Así vive, así crea Moreno Heredia. Mientras más
avanza el tiempo, más se yergue, más gusta de los
placeres cotidianos: cocinar, fumar, beber como ritual no
como evasión y, por supuesto, más pinta. Muchos
pintores hallan una vertiente que les reditúa éxito
y en ella se instalan. Moreno Heredia es lo opuesto, no cesa
de buscar, de examinar, de ensayar. El hecho fundamental al que
todo arte debe apuntar es cierta exaltación del proceso
del ser, la afirmación de la vida y del significado del
tránsito humano, involucrado, desde luego, en ese soporte
múltiple de contradicciones y complejidades que es nuestro
ir existencial. De esta manera asume su oficio este pintor.

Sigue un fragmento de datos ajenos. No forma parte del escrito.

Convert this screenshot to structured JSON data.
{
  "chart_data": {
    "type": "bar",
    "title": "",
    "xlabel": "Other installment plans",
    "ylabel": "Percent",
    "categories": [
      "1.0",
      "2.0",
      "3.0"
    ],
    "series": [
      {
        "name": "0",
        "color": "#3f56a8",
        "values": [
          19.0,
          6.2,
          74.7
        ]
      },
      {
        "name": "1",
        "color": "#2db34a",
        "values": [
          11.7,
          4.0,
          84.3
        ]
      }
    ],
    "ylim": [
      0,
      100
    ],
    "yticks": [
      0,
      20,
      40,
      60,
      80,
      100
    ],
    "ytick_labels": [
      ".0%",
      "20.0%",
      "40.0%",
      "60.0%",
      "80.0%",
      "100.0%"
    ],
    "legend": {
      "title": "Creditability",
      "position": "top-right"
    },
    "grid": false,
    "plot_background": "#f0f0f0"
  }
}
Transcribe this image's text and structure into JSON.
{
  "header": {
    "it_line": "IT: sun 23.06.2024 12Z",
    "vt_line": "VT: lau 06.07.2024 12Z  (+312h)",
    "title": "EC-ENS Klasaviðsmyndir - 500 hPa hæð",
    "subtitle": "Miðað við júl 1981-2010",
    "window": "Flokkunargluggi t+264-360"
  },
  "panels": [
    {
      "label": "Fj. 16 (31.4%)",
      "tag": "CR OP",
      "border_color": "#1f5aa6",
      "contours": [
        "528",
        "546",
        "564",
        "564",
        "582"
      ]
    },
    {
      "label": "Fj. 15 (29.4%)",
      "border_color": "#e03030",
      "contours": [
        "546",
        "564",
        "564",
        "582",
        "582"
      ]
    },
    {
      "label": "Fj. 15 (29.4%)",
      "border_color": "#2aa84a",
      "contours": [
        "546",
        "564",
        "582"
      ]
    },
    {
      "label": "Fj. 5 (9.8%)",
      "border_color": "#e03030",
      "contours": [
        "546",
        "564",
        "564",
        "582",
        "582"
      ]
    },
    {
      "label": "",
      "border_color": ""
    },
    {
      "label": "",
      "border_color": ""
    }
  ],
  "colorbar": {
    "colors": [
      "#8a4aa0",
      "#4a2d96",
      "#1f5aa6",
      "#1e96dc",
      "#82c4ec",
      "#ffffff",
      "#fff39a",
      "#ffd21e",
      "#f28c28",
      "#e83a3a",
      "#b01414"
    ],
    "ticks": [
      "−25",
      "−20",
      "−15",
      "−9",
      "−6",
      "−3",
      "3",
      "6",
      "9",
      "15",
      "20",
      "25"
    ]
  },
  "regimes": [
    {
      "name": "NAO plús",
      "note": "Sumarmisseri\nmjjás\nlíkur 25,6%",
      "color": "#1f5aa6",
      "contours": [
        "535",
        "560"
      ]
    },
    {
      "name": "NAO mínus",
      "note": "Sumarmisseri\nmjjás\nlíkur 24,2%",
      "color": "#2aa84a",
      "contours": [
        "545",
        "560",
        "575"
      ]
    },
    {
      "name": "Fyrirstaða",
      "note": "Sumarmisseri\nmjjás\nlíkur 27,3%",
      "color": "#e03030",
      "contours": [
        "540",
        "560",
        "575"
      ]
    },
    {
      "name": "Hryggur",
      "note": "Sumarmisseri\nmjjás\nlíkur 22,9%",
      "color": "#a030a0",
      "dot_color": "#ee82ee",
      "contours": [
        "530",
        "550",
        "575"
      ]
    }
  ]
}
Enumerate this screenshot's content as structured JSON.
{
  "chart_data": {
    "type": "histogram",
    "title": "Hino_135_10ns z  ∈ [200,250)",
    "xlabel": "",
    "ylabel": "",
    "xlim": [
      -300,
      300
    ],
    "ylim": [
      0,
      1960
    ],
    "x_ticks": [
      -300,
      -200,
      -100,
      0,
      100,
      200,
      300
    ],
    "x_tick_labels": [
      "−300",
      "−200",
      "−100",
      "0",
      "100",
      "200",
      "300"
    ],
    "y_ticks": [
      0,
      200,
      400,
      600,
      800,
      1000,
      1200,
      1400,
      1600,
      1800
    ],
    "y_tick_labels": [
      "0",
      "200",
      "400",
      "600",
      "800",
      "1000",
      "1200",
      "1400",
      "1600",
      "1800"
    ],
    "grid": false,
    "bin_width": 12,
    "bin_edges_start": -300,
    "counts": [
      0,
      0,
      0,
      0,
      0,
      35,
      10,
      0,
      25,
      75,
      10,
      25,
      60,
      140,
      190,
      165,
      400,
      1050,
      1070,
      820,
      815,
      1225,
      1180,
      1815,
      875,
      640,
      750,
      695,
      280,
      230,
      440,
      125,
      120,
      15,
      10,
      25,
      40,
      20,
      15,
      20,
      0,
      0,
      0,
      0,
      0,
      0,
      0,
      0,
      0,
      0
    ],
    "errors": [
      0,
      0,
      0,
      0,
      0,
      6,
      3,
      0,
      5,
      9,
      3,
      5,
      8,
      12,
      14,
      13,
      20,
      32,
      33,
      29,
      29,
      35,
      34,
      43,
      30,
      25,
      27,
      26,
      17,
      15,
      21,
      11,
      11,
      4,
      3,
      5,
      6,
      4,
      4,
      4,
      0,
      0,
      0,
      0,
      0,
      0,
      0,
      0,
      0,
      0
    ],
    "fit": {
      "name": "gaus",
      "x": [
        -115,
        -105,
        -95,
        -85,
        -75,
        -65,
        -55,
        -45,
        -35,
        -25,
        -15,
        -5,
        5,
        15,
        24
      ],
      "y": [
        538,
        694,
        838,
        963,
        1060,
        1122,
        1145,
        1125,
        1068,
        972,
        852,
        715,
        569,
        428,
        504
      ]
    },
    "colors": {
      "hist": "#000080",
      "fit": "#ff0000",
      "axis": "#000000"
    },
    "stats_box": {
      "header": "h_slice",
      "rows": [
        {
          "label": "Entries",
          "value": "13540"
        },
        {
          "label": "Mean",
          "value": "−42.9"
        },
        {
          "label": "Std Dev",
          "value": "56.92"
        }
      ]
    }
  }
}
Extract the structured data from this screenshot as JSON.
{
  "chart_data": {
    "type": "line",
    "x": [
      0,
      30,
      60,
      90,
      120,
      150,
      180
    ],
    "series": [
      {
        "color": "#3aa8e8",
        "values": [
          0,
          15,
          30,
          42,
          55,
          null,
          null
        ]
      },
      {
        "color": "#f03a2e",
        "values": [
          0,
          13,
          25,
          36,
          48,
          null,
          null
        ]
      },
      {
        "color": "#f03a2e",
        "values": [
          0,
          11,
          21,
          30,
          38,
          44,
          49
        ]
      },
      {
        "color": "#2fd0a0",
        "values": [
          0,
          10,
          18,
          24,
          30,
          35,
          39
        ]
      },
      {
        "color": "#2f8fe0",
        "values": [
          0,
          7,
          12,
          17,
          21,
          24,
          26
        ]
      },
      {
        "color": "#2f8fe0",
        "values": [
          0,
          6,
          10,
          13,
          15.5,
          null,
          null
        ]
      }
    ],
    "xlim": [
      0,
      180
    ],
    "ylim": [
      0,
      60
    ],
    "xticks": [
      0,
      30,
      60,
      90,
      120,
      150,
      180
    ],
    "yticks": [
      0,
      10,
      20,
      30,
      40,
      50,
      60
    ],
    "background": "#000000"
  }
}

Vida y obra de Moreno Heredia están marcadas por la desmesura:
extremos, profundidades, plenitudes, éxtasis. Depredador
de la vida y sus dones, pintor, escultor, artesano, maestro de
juventudes, está convencido de que el día que alcance
los noventa festejará su cumpleaños recorriendo
las calles de Quito pintando graffitis con su inconfundible estilo
no conoce otro sabio y sarcástico, en sus muros
y paredes: ése será su testamento. Él tiene
plena conciencia de que todo lo que ha hecho ha sido intensamente
(amar, pensar, crear) y esta 'conciencia' le deja en paz consigo
mismo y con los demás. "Por muy grande que sea el
frío que sube de tu ser. / Por ardiente que sea la helada
de nuestra intimidad, / Vida, yo hablo de ti, y te abrazo / En
el acto de conocerte y nombrarte"
Señales
-
- Nació y creció
en un entorno de intelectuales y Moreno Heredia cree que este
hecho decidió su destino. Muy pronto aprendió a
dibujar y a pintar; nada de escarceos, él arremetió
desde niño a lo que iba a ser la sustancia de su vida.
Y sus manos han sido sus obreras y sus artífices. Oswaldo,
ya lo dije, cocina, pero también inventa o repara cuanto
se requiera en su casa (carpintería, plomería,
jardinería, electromecánica), decora sus ambientes,
confecciona sus trajes y, por supuesto, trabaja su obra artística
con cualquier material que considere estético.